Nadella also faced repeated questions about what is going to happen to all the “knowledge workers” when AI tools such as ChatGPT potentially make current jobs obsolete. Apparently that fear has been spreading in the last few weeks since ChatGPT was made available broadly. He offers that the overall economy will grow, and thus create new jobs. He offers retraining of those losing their jobs.

Both have been the commonly offered solutions for new tech disruptions. Those have worked sometimes, in some places, for some workers. Others have lost middle class status and compensation, and fallen into the low wage service industries that came along when US manufacturing jobs were lost in the global economy.

But there is also a big implication present in the interview that large amounts of ROI will accrue to those owning the means of production in this new case of AI tools like ChatGPT. Nadella says we have to amass the capital FIRST, before we decide how to possibly distribute it to those who are disrupted and unemployed.

We should note that comment well…as it’s questionable if most jobs lost have been replaced by similar or better jobs during previous tech advance disruptions. It’s also clear that once founders amass ginormous amounts of capital, they rarely then go out and provide supplementary income for the disrupted and displaced populace. Should that happen yet again but on an even larger scale…what sort of social coherence and stability might we expect to experience?

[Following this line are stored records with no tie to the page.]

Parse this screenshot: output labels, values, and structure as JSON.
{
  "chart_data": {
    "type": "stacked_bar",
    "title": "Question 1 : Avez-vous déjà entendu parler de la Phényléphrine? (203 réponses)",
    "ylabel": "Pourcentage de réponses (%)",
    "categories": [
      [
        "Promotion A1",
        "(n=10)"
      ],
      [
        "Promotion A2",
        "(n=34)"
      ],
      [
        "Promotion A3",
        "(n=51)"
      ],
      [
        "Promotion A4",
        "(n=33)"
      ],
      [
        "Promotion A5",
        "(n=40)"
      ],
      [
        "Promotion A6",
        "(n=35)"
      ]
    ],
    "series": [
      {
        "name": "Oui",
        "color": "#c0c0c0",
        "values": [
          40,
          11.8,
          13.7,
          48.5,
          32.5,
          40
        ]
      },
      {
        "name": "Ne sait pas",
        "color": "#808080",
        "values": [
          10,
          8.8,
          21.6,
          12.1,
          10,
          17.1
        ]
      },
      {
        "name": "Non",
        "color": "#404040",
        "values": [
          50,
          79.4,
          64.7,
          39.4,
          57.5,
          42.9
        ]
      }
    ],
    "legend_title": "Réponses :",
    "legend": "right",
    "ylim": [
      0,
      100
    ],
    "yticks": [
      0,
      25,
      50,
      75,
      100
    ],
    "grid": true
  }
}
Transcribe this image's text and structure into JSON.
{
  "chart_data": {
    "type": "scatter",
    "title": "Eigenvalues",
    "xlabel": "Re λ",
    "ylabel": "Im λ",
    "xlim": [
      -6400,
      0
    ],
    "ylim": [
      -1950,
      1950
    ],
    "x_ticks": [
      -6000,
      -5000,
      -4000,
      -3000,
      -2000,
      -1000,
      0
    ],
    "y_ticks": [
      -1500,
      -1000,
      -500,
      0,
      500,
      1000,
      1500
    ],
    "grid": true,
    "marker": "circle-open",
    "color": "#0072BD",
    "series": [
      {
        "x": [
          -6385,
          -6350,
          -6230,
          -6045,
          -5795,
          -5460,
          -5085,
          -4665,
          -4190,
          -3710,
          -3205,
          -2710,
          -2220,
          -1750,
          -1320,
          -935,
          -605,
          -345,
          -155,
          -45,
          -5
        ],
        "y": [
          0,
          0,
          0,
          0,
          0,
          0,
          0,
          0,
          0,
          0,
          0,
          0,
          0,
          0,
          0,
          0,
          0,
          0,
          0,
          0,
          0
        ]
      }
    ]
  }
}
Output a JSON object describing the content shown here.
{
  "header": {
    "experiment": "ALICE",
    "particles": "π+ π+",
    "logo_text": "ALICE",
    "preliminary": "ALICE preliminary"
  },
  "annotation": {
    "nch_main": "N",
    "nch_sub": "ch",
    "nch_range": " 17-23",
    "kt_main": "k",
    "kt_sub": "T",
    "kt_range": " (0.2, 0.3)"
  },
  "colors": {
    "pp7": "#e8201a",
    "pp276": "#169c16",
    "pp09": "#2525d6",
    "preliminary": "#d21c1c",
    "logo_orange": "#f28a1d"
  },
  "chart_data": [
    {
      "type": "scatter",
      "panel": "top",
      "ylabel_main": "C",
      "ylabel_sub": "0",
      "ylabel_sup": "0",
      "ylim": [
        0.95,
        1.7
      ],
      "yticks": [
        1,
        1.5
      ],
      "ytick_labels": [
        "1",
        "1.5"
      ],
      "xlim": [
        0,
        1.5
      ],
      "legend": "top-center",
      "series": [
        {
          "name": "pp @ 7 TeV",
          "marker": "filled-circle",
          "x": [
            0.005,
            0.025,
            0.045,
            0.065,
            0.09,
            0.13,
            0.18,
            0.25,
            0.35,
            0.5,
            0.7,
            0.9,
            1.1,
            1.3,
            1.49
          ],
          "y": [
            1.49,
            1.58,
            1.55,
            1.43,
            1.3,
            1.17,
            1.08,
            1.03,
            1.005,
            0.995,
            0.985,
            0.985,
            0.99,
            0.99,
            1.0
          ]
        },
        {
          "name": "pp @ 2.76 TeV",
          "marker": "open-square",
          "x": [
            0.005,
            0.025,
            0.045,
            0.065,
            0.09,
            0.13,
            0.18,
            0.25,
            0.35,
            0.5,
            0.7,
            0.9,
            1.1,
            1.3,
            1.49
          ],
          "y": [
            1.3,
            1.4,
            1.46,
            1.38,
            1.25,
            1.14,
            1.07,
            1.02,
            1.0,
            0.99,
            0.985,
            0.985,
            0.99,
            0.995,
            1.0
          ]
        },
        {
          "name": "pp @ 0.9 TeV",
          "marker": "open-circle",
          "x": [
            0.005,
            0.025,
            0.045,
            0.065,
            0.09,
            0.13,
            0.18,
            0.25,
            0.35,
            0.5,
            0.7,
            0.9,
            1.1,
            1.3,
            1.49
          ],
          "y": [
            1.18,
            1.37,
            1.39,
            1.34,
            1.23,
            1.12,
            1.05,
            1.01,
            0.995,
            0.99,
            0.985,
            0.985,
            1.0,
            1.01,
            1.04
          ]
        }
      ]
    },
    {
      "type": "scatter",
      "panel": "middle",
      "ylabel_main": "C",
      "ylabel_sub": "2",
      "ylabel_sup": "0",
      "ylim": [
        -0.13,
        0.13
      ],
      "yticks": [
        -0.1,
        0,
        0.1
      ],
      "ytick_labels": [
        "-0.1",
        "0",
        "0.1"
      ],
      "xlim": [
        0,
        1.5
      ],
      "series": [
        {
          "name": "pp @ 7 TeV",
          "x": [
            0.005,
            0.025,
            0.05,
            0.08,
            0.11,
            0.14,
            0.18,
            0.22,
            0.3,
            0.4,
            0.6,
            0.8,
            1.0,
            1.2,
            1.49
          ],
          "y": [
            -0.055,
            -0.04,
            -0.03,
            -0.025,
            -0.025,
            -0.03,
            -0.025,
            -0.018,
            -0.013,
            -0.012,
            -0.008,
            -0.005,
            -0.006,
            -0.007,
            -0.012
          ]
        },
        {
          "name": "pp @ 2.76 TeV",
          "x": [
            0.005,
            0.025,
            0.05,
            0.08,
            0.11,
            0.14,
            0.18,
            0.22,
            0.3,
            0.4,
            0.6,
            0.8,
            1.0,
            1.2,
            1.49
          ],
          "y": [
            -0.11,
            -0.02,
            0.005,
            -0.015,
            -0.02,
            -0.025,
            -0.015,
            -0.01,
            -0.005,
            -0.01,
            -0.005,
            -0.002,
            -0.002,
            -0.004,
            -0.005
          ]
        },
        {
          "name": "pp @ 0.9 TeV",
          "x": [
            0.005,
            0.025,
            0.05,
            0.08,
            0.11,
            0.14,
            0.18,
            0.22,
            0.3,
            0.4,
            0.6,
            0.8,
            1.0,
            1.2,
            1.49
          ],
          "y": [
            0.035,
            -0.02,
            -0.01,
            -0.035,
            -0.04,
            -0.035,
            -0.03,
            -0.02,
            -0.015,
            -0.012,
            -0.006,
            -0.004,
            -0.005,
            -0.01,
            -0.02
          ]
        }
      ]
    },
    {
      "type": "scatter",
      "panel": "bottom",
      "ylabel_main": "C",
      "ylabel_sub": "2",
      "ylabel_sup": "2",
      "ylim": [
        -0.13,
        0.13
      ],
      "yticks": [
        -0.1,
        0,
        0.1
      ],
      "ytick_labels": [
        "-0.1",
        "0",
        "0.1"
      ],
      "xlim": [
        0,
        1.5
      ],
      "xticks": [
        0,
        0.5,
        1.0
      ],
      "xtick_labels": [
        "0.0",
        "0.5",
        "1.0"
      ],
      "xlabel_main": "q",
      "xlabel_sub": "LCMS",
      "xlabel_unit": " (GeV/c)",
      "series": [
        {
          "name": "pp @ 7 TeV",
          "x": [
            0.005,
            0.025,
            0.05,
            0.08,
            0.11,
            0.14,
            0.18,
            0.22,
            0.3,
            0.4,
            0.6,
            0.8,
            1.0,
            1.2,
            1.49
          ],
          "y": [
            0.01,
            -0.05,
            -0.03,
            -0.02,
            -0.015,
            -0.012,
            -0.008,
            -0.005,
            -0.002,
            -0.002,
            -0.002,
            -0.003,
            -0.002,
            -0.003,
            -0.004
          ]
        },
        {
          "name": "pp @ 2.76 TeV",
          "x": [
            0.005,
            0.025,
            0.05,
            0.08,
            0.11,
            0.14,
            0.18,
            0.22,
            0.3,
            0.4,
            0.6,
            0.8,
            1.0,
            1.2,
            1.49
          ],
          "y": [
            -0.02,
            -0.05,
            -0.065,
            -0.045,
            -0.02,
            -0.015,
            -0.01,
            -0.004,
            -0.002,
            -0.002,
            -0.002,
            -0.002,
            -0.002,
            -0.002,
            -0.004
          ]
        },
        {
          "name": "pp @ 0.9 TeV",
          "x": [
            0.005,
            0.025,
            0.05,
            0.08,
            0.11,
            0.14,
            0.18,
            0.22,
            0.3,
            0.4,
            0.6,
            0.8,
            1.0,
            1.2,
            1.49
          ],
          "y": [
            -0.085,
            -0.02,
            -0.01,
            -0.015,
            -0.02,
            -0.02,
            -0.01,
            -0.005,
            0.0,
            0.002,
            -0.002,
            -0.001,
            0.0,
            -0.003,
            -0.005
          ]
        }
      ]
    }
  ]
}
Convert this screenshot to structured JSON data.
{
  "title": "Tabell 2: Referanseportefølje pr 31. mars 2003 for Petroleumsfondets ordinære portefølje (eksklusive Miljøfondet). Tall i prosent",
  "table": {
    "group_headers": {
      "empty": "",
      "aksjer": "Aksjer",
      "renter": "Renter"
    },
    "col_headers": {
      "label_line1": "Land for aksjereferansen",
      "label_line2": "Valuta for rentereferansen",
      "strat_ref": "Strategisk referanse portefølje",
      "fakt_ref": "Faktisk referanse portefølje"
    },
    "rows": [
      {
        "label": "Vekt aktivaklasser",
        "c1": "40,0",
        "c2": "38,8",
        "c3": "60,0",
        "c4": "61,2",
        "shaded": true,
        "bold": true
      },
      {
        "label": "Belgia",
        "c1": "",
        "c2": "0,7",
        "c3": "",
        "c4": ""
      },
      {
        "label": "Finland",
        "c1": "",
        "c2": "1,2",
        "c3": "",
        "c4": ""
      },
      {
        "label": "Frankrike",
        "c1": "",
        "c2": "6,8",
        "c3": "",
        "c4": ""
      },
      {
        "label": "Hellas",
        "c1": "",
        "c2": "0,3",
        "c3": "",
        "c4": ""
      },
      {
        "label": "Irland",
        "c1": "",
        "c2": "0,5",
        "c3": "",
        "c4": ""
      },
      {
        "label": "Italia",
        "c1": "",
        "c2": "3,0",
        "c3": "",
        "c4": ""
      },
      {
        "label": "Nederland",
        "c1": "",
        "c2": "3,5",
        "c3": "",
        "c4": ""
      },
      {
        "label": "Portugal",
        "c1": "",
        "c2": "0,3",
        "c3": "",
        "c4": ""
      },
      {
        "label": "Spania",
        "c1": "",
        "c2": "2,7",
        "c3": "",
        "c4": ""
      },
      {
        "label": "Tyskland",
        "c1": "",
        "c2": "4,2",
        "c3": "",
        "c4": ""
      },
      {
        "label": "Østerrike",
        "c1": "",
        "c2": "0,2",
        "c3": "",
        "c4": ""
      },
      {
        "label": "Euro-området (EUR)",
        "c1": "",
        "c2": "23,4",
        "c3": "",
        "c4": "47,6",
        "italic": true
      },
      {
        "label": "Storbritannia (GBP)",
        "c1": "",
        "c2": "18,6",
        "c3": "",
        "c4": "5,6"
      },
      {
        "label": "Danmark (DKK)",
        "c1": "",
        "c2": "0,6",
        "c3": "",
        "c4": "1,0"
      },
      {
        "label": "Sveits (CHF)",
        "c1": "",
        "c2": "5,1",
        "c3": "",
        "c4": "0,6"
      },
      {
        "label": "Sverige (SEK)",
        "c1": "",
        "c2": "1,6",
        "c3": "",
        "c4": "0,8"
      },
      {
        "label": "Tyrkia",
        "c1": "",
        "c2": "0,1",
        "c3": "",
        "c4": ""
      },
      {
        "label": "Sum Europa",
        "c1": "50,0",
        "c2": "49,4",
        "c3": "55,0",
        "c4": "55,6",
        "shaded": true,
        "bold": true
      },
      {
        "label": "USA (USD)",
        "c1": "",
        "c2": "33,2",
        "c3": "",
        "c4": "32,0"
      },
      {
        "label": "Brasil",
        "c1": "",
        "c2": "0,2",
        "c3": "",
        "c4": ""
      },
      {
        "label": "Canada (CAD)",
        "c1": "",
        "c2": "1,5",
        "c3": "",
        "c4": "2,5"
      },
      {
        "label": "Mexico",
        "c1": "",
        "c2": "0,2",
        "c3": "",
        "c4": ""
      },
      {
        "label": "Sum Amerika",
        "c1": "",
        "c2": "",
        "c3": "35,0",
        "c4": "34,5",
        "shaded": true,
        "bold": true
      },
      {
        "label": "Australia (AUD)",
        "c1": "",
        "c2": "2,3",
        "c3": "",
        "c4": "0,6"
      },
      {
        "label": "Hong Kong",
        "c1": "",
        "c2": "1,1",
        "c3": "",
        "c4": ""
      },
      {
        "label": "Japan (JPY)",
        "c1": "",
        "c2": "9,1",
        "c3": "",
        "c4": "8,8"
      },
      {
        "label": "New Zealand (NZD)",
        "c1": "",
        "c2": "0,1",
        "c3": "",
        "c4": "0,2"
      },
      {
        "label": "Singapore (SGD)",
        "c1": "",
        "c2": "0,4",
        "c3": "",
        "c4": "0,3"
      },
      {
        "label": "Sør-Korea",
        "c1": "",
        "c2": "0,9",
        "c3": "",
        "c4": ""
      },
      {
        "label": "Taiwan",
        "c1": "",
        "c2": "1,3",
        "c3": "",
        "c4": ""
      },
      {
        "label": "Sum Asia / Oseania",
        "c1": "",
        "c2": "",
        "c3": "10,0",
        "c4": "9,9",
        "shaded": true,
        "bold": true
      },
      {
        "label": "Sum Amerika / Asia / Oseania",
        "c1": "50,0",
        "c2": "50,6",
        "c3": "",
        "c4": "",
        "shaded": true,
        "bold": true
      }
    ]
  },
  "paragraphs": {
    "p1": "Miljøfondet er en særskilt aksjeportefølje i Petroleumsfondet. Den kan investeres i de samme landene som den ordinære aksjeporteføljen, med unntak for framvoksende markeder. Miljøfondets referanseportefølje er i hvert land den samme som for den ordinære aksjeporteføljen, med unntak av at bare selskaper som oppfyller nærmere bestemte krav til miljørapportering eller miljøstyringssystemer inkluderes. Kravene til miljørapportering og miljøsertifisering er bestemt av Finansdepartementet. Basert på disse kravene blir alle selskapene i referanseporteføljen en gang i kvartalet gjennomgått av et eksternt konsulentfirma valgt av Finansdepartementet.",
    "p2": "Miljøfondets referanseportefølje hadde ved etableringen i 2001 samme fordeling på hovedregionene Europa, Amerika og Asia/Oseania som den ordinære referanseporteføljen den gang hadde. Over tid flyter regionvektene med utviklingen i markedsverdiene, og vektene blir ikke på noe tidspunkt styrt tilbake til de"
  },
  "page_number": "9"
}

So we want the goodies that tech tools can provide, and we want nothing to do with Ludite repression of innovation. But we don’t want the economic gains and “ROI” going to primarily just the 1% who already have amassed destabilizing amounts of capital. The most obvious reason for broader distributions of ROI, is that there are costs as well when people lose jobs and income and communities empty out because the economic engine of the town has left. There will also be large social costs if this innovation means a permanent unemployed class for even the best educated and capable employees

There are a number of practical doable ways to ensure that the costs of disruption are addressed by those making the huge gains. That’s not a topic in PSA’s mission statement, and we won’t be proffering solutions here…but we can note that somehow, someway, solutions will need to be arrived at for AI disruptions of this magnitude.

IF we thought recent years have been a bit too full of disruption and “wildness”, we might take some time to ponder what this year may bring along those lines.